Le football moderne adore ces moments charnières, là où une phrase en interview peut peser presque autant qu’un match international.
En ouvrant publiquement la porte à l’équipe de France Espoirs, Ismaëlo Ganiou n’a pas seulement parlé d’un rêve personnel : il a exposé, une fois de plus, les fragilités structurelles de la gestion des binationaux côté africain.
À 20 ans, le défenseur du RC Lens ne force rien. Il constate. Recalé pour la CAN 2025 par l’ex-sélectionneur burkinabè Brama Traoré, jugé encore “trop tendre”, Ganiou a vu passer une opportunité qui ne repassera peut-être pas. Dans ce contexte, évoquer les Bleuets ressemble moins à une trahison qu’à un réflexe de carrière parfaitement rationnel.
Ses mots, posés et mesurés, disent beaucoup : pas de rupture, pas d’ultimatum, simplement un objectif parmi d’autres. La France Espoirs “l’attire”. Il travaille, il espère. Rien de plus. Et surtout, rien d’irréversible.
Car juridiquement et sportivement, le dossier reste ouvert.

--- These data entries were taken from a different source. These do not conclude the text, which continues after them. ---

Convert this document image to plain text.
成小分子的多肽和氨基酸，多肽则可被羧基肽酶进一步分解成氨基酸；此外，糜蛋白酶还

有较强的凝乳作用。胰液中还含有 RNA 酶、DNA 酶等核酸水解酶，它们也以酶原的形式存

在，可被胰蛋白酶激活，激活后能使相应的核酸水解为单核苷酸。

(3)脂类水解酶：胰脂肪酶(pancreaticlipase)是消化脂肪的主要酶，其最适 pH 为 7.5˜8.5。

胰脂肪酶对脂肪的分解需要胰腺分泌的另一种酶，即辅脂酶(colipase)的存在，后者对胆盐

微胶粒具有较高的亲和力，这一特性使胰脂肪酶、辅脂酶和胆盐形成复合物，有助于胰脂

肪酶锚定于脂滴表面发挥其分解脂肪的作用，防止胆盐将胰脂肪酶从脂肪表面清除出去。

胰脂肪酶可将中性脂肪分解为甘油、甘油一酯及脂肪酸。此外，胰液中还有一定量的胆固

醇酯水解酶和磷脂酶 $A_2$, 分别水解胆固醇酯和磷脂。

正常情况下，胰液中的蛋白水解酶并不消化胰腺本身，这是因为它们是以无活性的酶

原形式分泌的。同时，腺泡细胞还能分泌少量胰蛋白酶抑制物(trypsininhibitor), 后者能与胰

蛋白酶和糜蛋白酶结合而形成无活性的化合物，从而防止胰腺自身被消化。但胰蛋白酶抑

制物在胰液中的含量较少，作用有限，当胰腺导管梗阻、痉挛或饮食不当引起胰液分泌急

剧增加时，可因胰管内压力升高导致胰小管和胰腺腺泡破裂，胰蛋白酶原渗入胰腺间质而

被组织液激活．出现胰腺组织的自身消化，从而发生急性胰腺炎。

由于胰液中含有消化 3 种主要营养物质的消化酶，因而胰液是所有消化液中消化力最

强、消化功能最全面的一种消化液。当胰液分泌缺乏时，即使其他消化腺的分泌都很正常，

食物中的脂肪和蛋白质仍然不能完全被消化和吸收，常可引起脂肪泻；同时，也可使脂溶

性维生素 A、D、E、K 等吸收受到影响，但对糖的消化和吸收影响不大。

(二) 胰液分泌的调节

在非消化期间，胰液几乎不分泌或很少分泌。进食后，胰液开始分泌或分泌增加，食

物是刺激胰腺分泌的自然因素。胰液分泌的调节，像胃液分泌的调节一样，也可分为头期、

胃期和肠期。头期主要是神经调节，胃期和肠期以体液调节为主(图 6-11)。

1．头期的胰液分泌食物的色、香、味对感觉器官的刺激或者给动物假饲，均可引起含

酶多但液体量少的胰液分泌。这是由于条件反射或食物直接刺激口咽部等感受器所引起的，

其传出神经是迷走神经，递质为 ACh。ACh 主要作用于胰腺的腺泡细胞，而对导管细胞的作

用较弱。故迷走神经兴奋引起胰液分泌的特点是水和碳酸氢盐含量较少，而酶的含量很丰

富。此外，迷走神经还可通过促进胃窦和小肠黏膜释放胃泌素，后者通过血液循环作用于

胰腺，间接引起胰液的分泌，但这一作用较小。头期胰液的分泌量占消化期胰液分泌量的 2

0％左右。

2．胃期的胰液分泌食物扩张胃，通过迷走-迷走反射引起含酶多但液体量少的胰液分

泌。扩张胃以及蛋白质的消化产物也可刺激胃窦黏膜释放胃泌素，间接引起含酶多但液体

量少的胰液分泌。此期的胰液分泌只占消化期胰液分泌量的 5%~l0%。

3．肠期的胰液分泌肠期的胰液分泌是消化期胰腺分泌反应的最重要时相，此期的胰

Né à Lille de parents burkinabè, Ganiou n’a disputé qu’un seul match avec le Burkina Faso A — une entrée en jeu de 28 minutes face au Zimbabwe en amical. Autrement dit, aucun verrou définitif. À ce stade, le flou profite toujours au joueur.
Le vrai sujet n’est donc pas le “choix” de Ganiou, mais ce qui l’a poussé à regarder ailleurs. En Afrique, combien de talents précoces ont été appelés trop tôt, puis mis de côté trop vite ? Combien ont servi de solution ponctuelle avant d’être oubliés à la première difficulté ? Le message envoyé, volontairement ou non, est souvent brutal : tu es prometteur, mais pas indispensable.
Dans ce contexte, la tentation française n’est pas qu’un prestige. C’est une stabilité sportive, un cadre clair, une projection cohérente. Pour un défenseur polyvalent, déjà titulaire en Ligue 1 et en progression constante, l’intérêt des Bleuets n’a rien d’illogique.
Pour le Burkina Faso, l’enjeu est désormais limpide. Alors que la sélection est en quête d’un nouveau sélectionneur, il faudra aller au-delà des convocations symboliques. Convaincre, accompagner, installer. Car à force de considérer les jeunes binationaux comme des options secondaires, on finit par les transformer en pertes stratégiques.
Ismaëlo Ganiou n’a pas fermé la porte. Il l’a simplement entrouverte.
À ses dirigeants internationaux de décider s’ils veulent encore y passer.